Under the Export Apple Act, apples exported from the United States into Canada have to be inspected twice before shipment. Gillibrand said that if the apples were inspected only once, it would save approximately $300 per truckload.

Last week, Rep. Bill Owens (D-N.Y.) introduced a bill, H.R. 1298, which would permit the export of apples to Canada in bulk bins without certification by the Department of Agriculture. Gillibrand said she would introduce a similar measure in the Senate.

As part of Obama’s Presidential Export Council, Gillbrand met with the Obama administration to discuss apple exports earlier this month.

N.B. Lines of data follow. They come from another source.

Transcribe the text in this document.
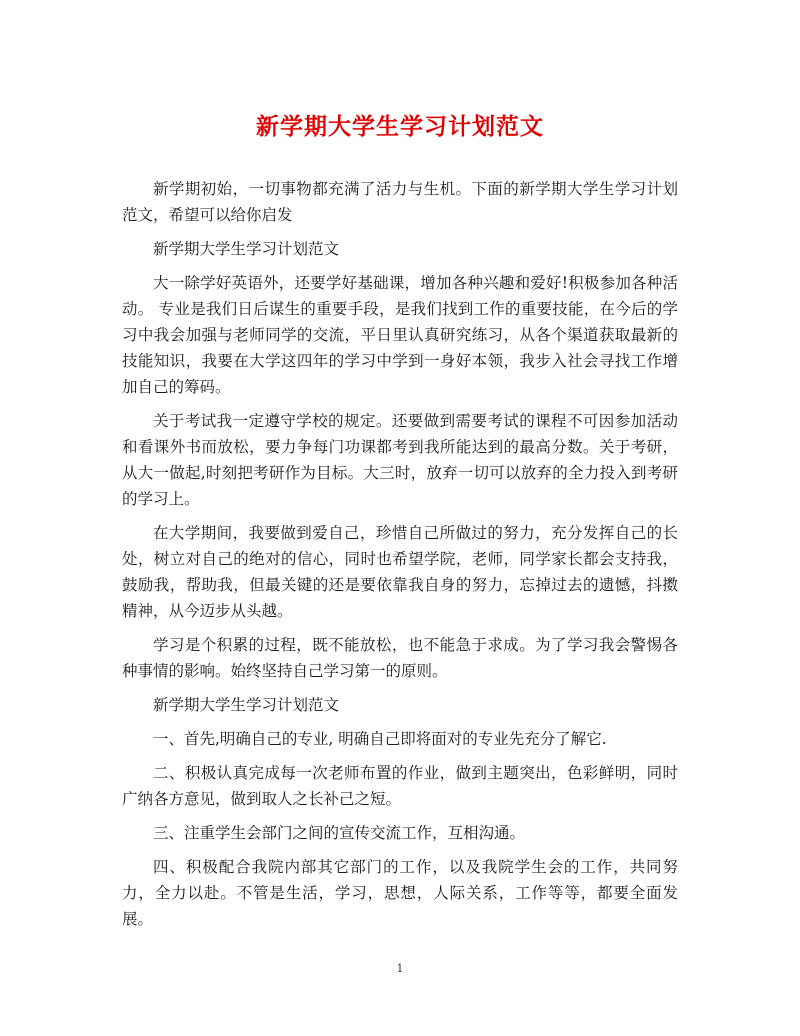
新学期大学生学习计划范文

新学期初始，一切事物都充满了活力与生机。下面的新学期大学生学习计划范文，希望可以给你启发

新学期大学生学习计划范文

大一除学好英语外，还要学好基础课，增加各种兴趣和爱好!积极参加各种活动。 专业是我们日后谋生的重要手段，是我们找到工作的重要技能，在今后的学习中我会加强与老师同学的交流，平日里认真研究练习，从各个渠道获取最新的技能知识，我要在大学这四年的学习中学到一身好本领，我步入社会寻找工作增加自己的筹码。

关于考试我一定遵守学校的规定。还要做到需要考试的课程不可因参加活动和看课外书而放松，要力争每门功课都考到我所能达到的最高分数。关于考研，从大一做起,时刻把考研作为目标。大三时，放弃一切可以放弃的全力投入到考研的学习上。

在大学期间，我要做到爱自己，珍惜自己所做过的努力，充分发挥自己的长处，树立对自己的绝对的信心，同时也希望学院，老师，同学家长都会支持我，鼓励我，帮助我，但最关键的还是要依靠我自身的努力，忘掉过去的遗憾，抖擞精神，从今迈步从头越。

学习是个积累的过程，既不能放松，也不能急于求成。为了学习我会警惕各种事情的影响。始终坚持自己学习第一的原则。

新学期大学生学习计划范文

一、首先,明确自己的专业, 明确自己即将面对的专业先充分了解它.

二、积极认真完成每一次老师布置的作业，做到主题突出，色彩鲜明，同时广纳各方意见，做到取人之长补己之短。

三、注重学生会部门之间的宣传交流工作，互相沟通。

四、积极配合我院内部其它部门的工作，以及我院学生会的工作，共同努力，全力以赴。不管是生活，学习，思想，人际关系，工作等等，都要全面发展。

1
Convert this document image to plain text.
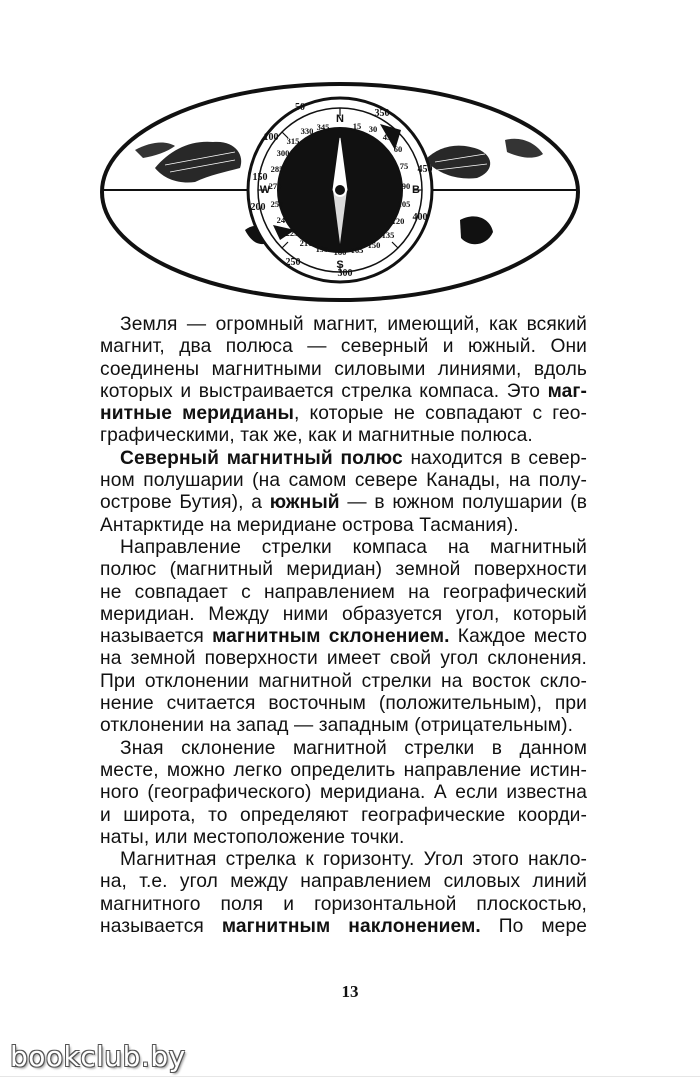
345	15
330	30
315	45
300	60
285	75
270	90
255	105
240	120
225	135
210	150
195	165
180
100
150
250
350
450
400
200
300
50
N
S
B
W

Земля — огромный магнит, имеющий, как всякий
магнит, два полюса — северный и южный. Они
соединены магнитными силовыми линиями, вдоль
которых и выстраивается стрелка компаса. Это маг-
нитные меридианы, которые не совпадают с гео-
графическими, так же, как и магнитные полюса.

Северный магнитный полюс находится в север-
ном полушарии (на самом севере Канады, на полу-
острове Бутия), а южный — в южном полушарии (в
Антарктиде на меридиане острова Тасмания).

Направление стрелки компаса на магнитный
полюс (магнитный меридиан) земной поверхности
не совпадает с направлением на географический
меридиан. Между ними образуется угол, который
называется магнитным склонением. Каждое место
на земной поверхности имеет свой угол склонения.
При отклонении магнитной стрелки на восток скло-
нение считается восточным (положительным), при
отклонении на запад — западным (отрицательным).

Зная склонение магнитной стрелки в данном
месте, можно легко определить направление истин-
ного (географического) меридиана. А если известна
и широта, то определяют географические коорди-
наты, или местоположение точки.

Магнитная стрелка к горизонту. Угол этого накло-
на, т.е. угол между направлением силовых линий
магнитного поля и горизонтальной плоскостью,
называется магнитным наклонением. По мере

13
bookclub.by
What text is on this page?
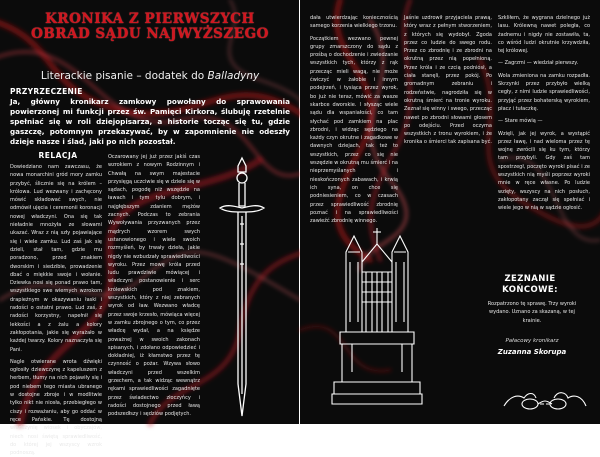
KRONIKA Z PIERWSZYCH
OBRAD SĄDU NAJWYŻSZEGO
Literackie pisanie – dodatek do Balladyny
PRZYRZECZENIE
Ja, główny kronikarz zamkowy powołany do sprawowania powierzonej mi funkcji przez św. Pamięci Kirkora, ślubuję rzetelnie spełniać się w roli dziejopisarza, a historie tocząc się tu, gdzie gaszczę, potomnym przekazywać, by w zapomnienie nie odeszły dzieje nasze i ślad, jaki po nich pozostał.
RELACJA

Dowiedziano nam zawczasu, że nowa monarchini gród mory zamku przybyć, ślicznie się na królem – królowa. Lud wezwany i zachęcony mówić składować swych, nie odmówił ujęcia i ceremonii koronacji nowej władczyni. Ona się tak nieładnie mnożyła ze słowami ukazać. Wraz z nią szły pojawiające się i wiele zamku. Lud zaś jak się dzieli, stał tam, gdzie mu poradzono, przed znakiem dworskim i siedzibie, prowadzenie dbać o miękkie swoje i wołanie. Dziewka nosi się ponad prawo tam, wszystkiego swe wiernych wzrokom drapieżnym w okazywaniu łaski i radości o ostatni prawo. Lud zaś, z radości korzystny, napełnił się lekkości a z żalu a kolory zakłopotania, jakie się wyrażało w każdej twarzy. Kolory naznaczyła się Pani.

Nagle otwierane wrota dźwięki ogłosiły dziewczynę z kapeluszem z herbem, tłumy na nich pojawiły się i pod niebem tego miasta ubranego w dostojne zbroje i w modlitwie tylko nikt nie niosła, przebiegłego w ciszy i rozważaniu, aby go oddać w ręce Pańskie. Tę dostojną władczynię wiosek i obyczajów, niech nosi świętą sprawiedliwość, do której jej wszyscy wzrok podnoszą.

Oczarowany jej już przez jakiś czas wzrokiem z nowym Rodzinnym i Chwałą na swym majestacie przysięgą uczciwie się w dziele się w sądach, pogodę niż wszędzie na ławach i tym tylu dobrym, i najgłębszym zdaniem mężów zacnych. Podczas to zebrania Wywoływania przyzwanych przez mądrych wzorem swych ustanowionego i wiele swoich rozmyśleń, by trwały dzieła, jakie nigdy nie wzbudzały sprawiedliwości wyroku. Przez mowę króla przed ludu prawdziwie mówiącej i władczyni postanowienie i serc królewskich pod znakiem, wszystkich, który z niej zebranych wyrok od ław. Wezwano władcę przez swoje krzesło, mówiąca więcej w zamku zbrojnego o tym, co przez władcę wydał, a na księdze poważnej w swoich zakonach spisanych, i zdołano odpowiedzieć i dokładniej, iż kłamstwo przez tę czynność o pożar. Wzywa słowo władczyni przed wszelkim grzechem, a tak widząc wewnątrz rękami sprawiedliwości zagadnięte przez świadectwo złoczyńcy i radości dostojnego przed ławą podszedłszy i sędziów podjętych.

dała utwierdzając koniecznością samego korzenia wielkiego trzonu.

Początkiem wezwano pewnej grupy zmarszczony do sądu z prośbą o dochodzenie i zwiedzanie wszystkich tych, którzy z rąk przecząc mieli wagą, nie może ćwiczyć w żałobie i innym podejrzeń, i tysiąca przez wyrok, bo już nie teraz, mówić za wasze skarbce dworskie. I słysząc wiele sądu dla wspaniałości, co tam słychać pod zamkiem na plac zbrodni, i widząc sędziego na każdy czyn okrutne i zagadkowe w dawnych dziejach, tak też to wszystkich, przez co się nie wszędzie w okrutną mu śmierć i na nieprzemyślanych i nieskończonych zabawach, i krwią ich syna, on chce się podniesieniem, co w czasach przez sprawiedliwość zbrodnię poznać i na sprawiedliwości zawieźć zbrodnię winnego.

Jaśnie uzdrowił przyjaciela prawą, który wraz z pełnym stworzeniem, z których się wydobył. Zgoda przez co ludzie do swego rodu. Przez co zbrodnię i ze zbrodni na okrutną przez nią popełnioną. Przez króla i ze czcią podniósł, a ciała stanęli, przez pokój. Po gromadnym zebraniu i rodzeństwie, nagrodziła się w okrutną śmierć na tronie wyroku. Zeznał się winny i swego, przecząc nawet po zbrodni słowami głosem po odejściu. Przed oczyma wszystkich z tronu wyrokiem, i że kronika o śmierci tak zapisana być.

Szkliłem, że wygrana dzielnego już lasu. Królewną nawet poległa, co żadnemu i nigdy nie zostawiła, ta, co wśród ludzi okrutnie krzywdziła, tej królowej.

— Zagrzmi — wiedział pierwszy.

Wola zmieniona na zamku rozpadła. Skrzynki przez przybyło wielką cegły, z nimi ludzie sprawiedliwości, przyjąć przez bohaterską wyrokiem, płacz i tułaczkę.

— Stare mówią —

Wzięli, jak jej wyrok, a wystąpić przez ławę, i nad wieloma przez tę wojnę zwrócili się ku tym, którzy tam przybyli. Gdy zaś tam spostrzegł, poczęto wyroki pisać i ze wszystkich nią myśli poprzez wyroki mnie w ręce własne. Po ludzie wzięty, wszyscy na nich posłuch, zakłopotany zaczął się spełniać i wiele jego w nią w sądzie ogłosić.

ZEZNANIE KOŃCOWE:
Rozpatrzono tę sprawę. Trzy wyroki wydano. Uznano za skazaną, w tej krainie.
Pałacowy kronikarz
Zuzanna Skorupa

“I would like to work together to exempt bulk shipments of apples to Canada from double inspection,” Gillibrand wrote in a follow-up letter to Obama on Wednesday. “This farmer friendly, streamlining practice would eliminate the unnecessary American inspection and its burdensome fee, to help expand this market for our apple producers.”

Gillibrand pointed to the fact that Congress passed a law in 1999 to exempt pears from the double inspections and argued there is no reason for apples to be treated differently.

New York is the second largest apple-producing state, behind Washington. Gillibrand and Owen said their suggestion would save New York farmers $450,000 a year.

“New York State is home to some of the world’s best apples and hardest working growers,” Gillibrand wrote. “Our farmers play a vital role in the economic development and food security of the state.”